Para muitos críticos, a simples existência de Ken Loach já é um anacronismo. Havia, no Festival de Cannes do ano passado, grandes filmes de autores que polarizaram a crítica jovem - Toni Erdmann, de Maren Ade; Aquarius, de Kleber Mendonça Filho; Elle, de Paul Verhoeven. E havia Loach com Eu, Daniel Blake, que foi o preferido do júri. Ninguém vaiou e, pelo contrário, o discurso de agradecimento de Loach foi recebido com reverência. Muita gente aplaudiu de pé. “Agradeço ao júri por sua sensibilidade. É importante que continuemos fazendo esses filmes e que eles sejam premiados para chamar a atenção. Dar voz aos que não têm voz é um gesto estético, e político.”
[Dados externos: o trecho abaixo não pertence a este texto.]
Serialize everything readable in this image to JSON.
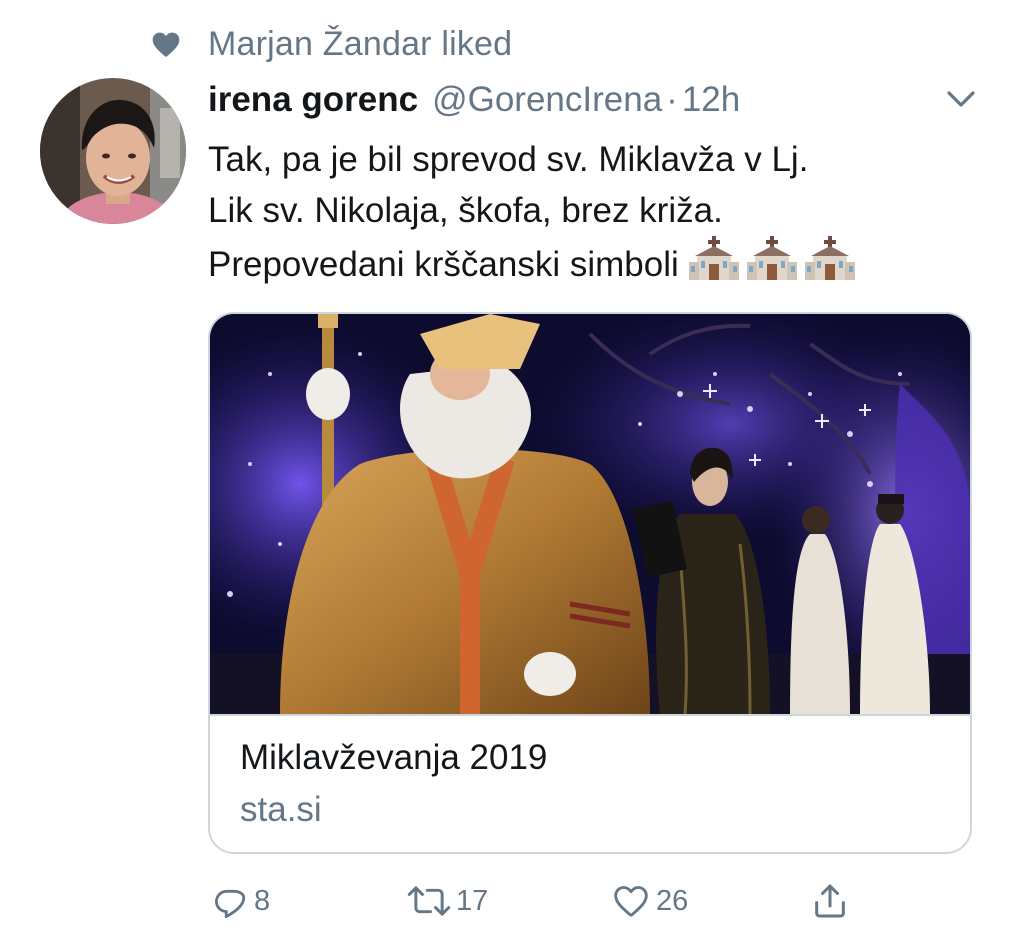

Grande Loach. Aos 80 anos, que completou em 2016, ele tem sido uma presença regular no maior festival do mundo. Já ganhou o prêmio da crítica, do júri, melhor ator, duas Palmas de Ouro. E elas foram atribuídas por júris presididos por cineastas que, aparentemente, não têm nada a ver com o tipo de cinema realista e engajado que ele gosta de fazer. O chinês - de Hong Kong - Wong Kar-wai é um esteticista romântico que seduz as plateias com a plasticidade e refinamento de seus filmes. Premiou Loach por Ventos da Liberdade, em 2006. O australiano George Miller, que outorgou a Palma a Eu, Daniel Blake - que estreia nesta quinta, 5 -, revolucionou a ação com seu futurista Mad Max e chegou ao quarto filme da série, Estrada da Fúria, num exacerbado tom operístico.
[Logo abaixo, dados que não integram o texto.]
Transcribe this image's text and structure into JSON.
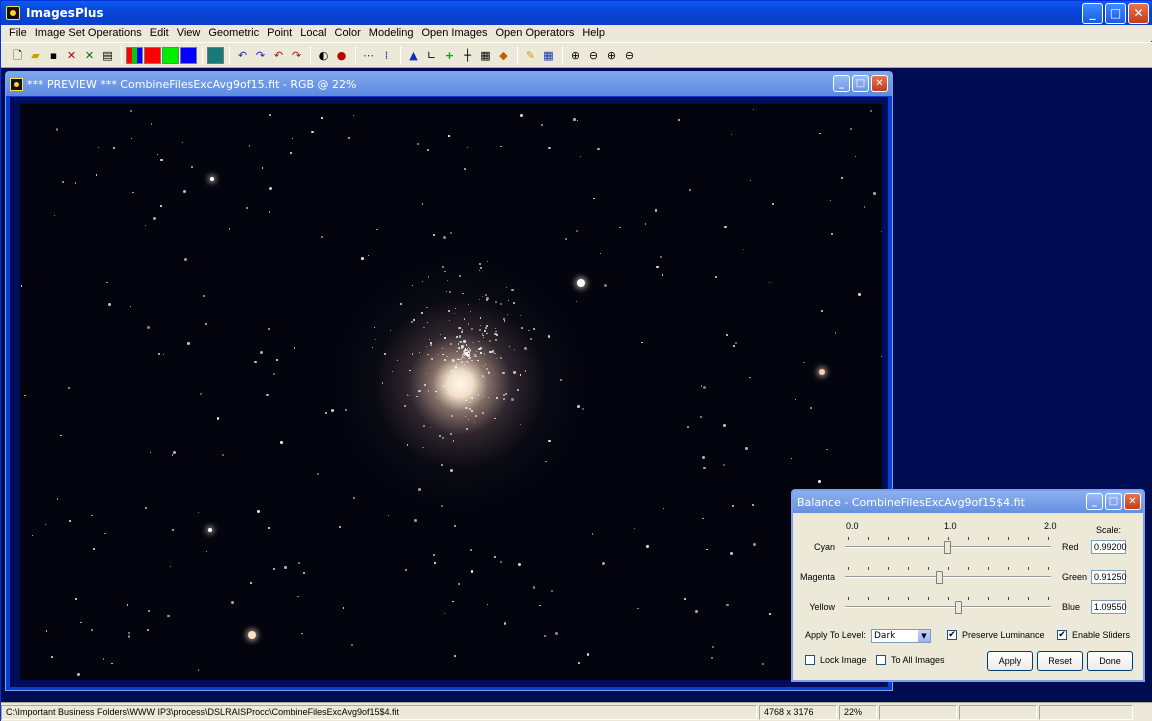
{
  "window": {
    "title": "ImagesPlus"
  },
  "menu": [
    "File",
    "Image Set Operations",
    "Edit",
    "View",
    "Geometric",
    "Point",
    "Local",
    "Color",
    "Modeling",
    "Open Images",
    "Open Operators",
    "Help"
  ],
  "preview": {
    "title": "*** PREVIEW *** CombineFilesExcAvg9of15.fit - RGB @ 22%"
  },
  "balance": {
    "title": "Balance - CombineFilesExcAvg9of15$4.fit",
    "scale_marks": [
      "0.0",
      "1.0",
      "2.0"
    ],
    "scale_label": "Scale:",
    "rows": [
      {
        "left": "Cyan",
        "right": "Red",
        "value": "0.99200",
        "level": 0.496
      },
      {
        "left": "Magenta",
        "right": "Green",
        "value": "0.91250",
        "level": 0.456
      },
      {
        "left": "Yellow",
        "right": "Blue",
        "value": "1.09550",
        "level": 0.548
      }
    ],
    "apply_level_label": "Apply To Level:",
    "apply_level_value": "Dark",
    "preserve_label": "Preserve Luminance",
    "enable_label": "Enable Sliders",
    "lock_label": "Lock Image",
    "all_label": "To All Images",
    "apply_btn": "Apply",
    "reset_btn": "Reset",
    "done_btn": "Done"
  },
  "status": {
    "path": "C:\\Important Business Folders\\WWW IP3\\process\\DSLRAISProcc\\CombineFilesExcAvg9of15$4.fit",
    "dims": "4768 x 3176",
    "zoom": "22%"
  },
  "colors": {
    "red": "#ff0000",
    "green": "#00e000",
    "blue": "#0000ff",
    "mdi": "#000c52"
  }
}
Nada disso tem a ver com os pequenos dramas humanos que Loach gosta de filmar, mas ele levou - a Palma e as palmas. Num mundo em que o direitismo se está tornando galopante, Loach segue à esquerda, denunciando o capital, a concentração de poder, os abusos de direitos humanos. Neoliberalismo? “Entregar ao mercado a solução dos problemas é selar a desigualdade e a injustiça social. Até por ser competitivo, o mercado não está nem aí para os dramas humanos.” Eu, Daniel Blake é mais uma prova disso. Mais do mesmo (Loach), se poderia pensar, quando o filme foi anunciado na seleção de Cannes do ano passado. Nada disso - I, Daniel Blake (título original) não é mais um bom filme de Loach. É um dos maiores. Talvez seja seu maior. Um homem maduro e uma mãe solteira em guerra contra a burocracia do sistema previdenciário e de saúde inglês. Eu, Daniel Blake prova que o cinema social não se esgotou. Só precisa de um grande diretor como Loach.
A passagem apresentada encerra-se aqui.